A few weeks ago, President Macron himself admitted that there was not only a Plan B, but even a Plan C for the party that will inaugurate the third Olympic Games to be held in France.

Opinions are divided as to whether or not it is appropriate to go ahead with the test despite the pollution of the Seine. "Even if the water is dirty, I would rather swim in an electric atmosphere in the centre of Paris than in an anonymous stretch of water," Italian double world champion Gregorio Paltrinieri told the Italian media last January.

After winning the silver medal at the World Championships in Qatar in February, France's Marc-Antoine Olivier said: "People may be afraid of what's in the water, but swimming in a historic place is going to be incredible."

Spectators on the banks as athletes swim in the Seine in August 2023. GETTY IMAGES
Spectators on the banks as athletes swim in the Seine in August 2023. GETTY IMAGES

"Of course a lot of people will try to make a fuss about the conditions, but if we can swim, there's no problem. They won't run the risk of us swimming and someone catching something," added Olivier. However, if the worst comes to the worst, triathlons could become "duathlons" by removing the swim leg, as happened at some of the test events in Paris in 2023.

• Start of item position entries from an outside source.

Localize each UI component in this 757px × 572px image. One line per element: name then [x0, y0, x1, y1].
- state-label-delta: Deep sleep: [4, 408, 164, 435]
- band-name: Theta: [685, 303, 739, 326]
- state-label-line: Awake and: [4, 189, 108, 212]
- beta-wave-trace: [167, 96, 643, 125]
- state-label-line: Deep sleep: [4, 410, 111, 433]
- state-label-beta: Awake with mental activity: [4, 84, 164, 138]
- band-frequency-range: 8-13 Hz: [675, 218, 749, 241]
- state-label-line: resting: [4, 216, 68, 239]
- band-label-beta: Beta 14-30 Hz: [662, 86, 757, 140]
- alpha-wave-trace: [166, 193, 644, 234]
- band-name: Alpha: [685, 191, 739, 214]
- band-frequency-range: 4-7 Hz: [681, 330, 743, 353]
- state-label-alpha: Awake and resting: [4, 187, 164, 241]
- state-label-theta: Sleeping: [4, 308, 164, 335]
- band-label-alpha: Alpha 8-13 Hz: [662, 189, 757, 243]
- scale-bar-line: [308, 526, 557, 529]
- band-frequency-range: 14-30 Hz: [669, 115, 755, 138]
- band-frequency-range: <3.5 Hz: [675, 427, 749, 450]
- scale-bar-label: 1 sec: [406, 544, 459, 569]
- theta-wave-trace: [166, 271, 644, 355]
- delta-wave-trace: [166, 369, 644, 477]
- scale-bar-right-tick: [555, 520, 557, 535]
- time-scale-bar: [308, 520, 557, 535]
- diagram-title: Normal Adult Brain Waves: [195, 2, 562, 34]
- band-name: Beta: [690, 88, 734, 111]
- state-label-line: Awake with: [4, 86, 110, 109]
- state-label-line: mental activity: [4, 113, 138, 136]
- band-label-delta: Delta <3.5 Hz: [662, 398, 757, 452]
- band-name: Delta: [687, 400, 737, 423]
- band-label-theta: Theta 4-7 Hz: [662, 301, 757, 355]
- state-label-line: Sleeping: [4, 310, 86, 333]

"It would be a shame, but we are adapting to a duathlon," said Britain's Beth Potter, who won the individual test event. In conclusion, with just 90 days to go until the Paris 2024 Games, it is not known how Mother Nature will behave, whether it will rain or not, and how much it will rain before the Games to complicate the situation or not. Nor is it certain that the clean-up work, which has cost the public purse so much, has been resolved.

The only thing that is known is that the Paris organisation will try to play its best card until the last moment: its spectacular Seine as host. It will be up to them to be an angel or a demon in this novel.